[PORTRAIT] Documentariste, auteur du podcast « Jour noir » et du livre « Dans le noir, je crie », Sikou Niakate met en lumière les stéréotypes associés aux masculinités noires et aux quartiers populaires. Dans une mise à nu rare, il raconte les difficultés qui en découlent pour parvenir à se construire en tant qu’individu.
« Sikou du futur… c’est quoi être un homme ? » « Grand Sikou, je ne veux plus me battre. Je veux chanter sans me cacher. » « Grand Sikou, j’ai compris. Je vais créer une cage en moi. Une prison de larmes pour me défendre. Pour être accepté. Plus jamais elles ne s’enfuiront. » Tout jeune déjà, Sikou Niakate interroge sa place dans le monde. Dans ce quartier, le XIXe arrondissement de Paris qui le voit grandir. Sa place dans cette bande d’amis où l’expression de toute émotion autre que la colère est jugée, moquée, et finit par être réprimée. Sa place dans cette « ville lumière » qui le confine derrière d’épaisses frontières, invisibles, mais si difficiles à franchir.
Ce dialogue intérieur permanent prend dans son livre Dans le noir, je crie, publié en mars 2025, la forme d’enregistrements audio adressés à l’adulte qu’il deviendra. « L’enregistreur, c’est la seule partie de fiction du livre. Mais ces conversations je les avais bien avec moi-même, je me sentais véritablement écrasé par ce que je vivais », confie le jeune homme, 34 ans aujourd’hui, attablé dans un petit coffee shop animé de l’Est parisien, où il a ses habitudes. « Nous sommes des centaines de milliers à avoir très vite compris le contexte de violences dans lequel nous nous trouvions et à nous être dit : “Je vais devoir l’incarner, mais qu’est-ce que j’aimerais pouvoir faire autrement”. »
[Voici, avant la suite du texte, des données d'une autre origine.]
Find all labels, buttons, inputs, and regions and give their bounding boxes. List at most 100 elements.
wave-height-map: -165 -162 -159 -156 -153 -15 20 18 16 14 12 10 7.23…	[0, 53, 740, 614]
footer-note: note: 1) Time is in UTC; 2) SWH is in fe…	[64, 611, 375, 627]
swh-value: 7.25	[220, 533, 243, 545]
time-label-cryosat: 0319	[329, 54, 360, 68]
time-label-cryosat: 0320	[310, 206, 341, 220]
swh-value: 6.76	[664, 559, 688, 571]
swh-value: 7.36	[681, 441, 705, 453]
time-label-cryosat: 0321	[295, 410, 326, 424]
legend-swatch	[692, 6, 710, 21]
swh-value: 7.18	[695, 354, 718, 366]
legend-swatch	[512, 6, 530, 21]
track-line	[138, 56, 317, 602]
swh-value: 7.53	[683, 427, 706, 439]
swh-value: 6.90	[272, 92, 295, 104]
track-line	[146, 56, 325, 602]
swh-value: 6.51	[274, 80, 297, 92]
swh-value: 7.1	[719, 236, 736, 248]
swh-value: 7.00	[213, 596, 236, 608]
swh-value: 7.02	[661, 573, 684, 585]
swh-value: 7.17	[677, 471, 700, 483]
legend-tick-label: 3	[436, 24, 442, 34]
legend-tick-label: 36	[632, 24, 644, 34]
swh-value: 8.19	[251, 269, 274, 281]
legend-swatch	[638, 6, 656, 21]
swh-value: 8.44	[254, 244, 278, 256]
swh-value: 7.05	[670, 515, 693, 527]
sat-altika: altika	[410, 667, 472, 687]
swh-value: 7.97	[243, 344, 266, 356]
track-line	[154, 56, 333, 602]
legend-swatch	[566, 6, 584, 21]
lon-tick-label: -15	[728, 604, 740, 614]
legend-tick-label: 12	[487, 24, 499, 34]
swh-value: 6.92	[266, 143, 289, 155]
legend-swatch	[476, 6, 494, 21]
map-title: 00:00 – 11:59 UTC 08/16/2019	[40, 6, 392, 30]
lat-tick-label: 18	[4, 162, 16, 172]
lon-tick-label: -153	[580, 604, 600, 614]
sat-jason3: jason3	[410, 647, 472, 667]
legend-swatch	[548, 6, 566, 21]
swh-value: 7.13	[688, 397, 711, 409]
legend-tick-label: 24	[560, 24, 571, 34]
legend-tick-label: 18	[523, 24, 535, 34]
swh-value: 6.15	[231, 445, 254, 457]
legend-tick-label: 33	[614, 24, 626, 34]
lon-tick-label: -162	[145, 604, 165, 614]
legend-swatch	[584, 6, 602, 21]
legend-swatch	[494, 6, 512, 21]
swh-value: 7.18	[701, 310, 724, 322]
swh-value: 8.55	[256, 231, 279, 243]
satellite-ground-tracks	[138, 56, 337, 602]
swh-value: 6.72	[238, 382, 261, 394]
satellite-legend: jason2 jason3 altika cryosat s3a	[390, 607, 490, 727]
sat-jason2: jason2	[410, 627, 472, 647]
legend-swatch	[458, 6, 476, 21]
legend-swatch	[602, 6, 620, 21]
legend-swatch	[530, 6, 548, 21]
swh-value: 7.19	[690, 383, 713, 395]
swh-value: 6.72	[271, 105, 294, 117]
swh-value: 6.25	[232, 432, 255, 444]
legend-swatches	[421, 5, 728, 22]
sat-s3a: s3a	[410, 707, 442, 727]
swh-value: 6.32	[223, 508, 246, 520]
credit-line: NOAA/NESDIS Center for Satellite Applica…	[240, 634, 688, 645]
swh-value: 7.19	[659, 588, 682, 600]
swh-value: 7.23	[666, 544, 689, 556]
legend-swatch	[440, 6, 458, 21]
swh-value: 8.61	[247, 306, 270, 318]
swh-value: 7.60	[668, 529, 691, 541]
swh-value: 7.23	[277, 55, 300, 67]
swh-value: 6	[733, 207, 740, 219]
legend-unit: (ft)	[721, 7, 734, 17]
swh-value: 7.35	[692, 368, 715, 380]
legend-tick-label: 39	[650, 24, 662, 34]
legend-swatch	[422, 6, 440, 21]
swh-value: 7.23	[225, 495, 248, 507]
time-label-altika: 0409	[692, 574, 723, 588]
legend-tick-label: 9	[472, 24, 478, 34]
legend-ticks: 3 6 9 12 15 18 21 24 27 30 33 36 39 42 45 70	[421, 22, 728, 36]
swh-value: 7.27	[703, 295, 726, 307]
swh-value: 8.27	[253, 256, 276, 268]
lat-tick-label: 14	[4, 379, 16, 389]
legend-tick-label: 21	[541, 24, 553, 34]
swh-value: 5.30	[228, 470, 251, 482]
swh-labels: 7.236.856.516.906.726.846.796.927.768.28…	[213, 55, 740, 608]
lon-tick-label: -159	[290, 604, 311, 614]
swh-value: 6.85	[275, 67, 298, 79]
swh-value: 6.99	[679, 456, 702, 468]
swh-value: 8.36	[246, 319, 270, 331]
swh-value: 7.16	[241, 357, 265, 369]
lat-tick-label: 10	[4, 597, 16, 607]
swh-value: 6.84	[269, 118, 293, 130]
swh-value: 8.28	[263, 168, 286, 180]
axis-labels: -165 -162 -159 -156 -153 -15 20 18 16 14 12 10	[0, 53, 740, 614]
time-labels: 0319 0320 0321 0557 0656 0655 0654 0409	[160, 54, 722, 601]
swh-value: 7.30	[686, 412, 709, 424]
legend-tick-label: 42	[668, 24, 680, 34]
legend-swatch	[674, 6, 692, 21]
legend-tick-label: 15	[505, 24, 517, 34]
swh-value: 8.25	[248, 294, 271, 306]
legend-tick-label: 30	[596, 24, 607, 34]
Faire émerger la vulnérabilité
C’est à la suite d’une rupture amoureuse douloureuse que Sikou Niakate décide de s’intéresser au ressenti des hommes racisés issus de quartiers populaires à l’égard de leurs émotions. L’autodidacte explore. Ses propres vulnérabilités d’abord, puis celles de ses amis. Va-t-il trouver chez eux les mêmes barrières que chez lui ? C’est tout l’objet de son documentaire Dans le noir, les hommes pleurent (2019), dans lequel il ose une mise à nu rare et donne la parole à plusieurs de ses proches. « Sikou est toujours dans un souci de vérité, de cohérence vis-à-vis de lui-même. Il va au plus proche de ce qu’il ressent, au fond des choses… Je pense qu’au départ c’est surtout pour être honnête avec lui-même. Il a l’impression que quitte à réaliser des projets, autant qu’ils soient sincères », observe son ami Ange qui a participé au film. « Cela aide lorsque quelqu’un d’aussi proche est dans cette démarche. Et on se dit : “Si lui le fait, pourquoi moi je devrais me cacher ?” Ça permet d’avoir un pilier mental près de soi, ça fait du bien en tant qu’homme. »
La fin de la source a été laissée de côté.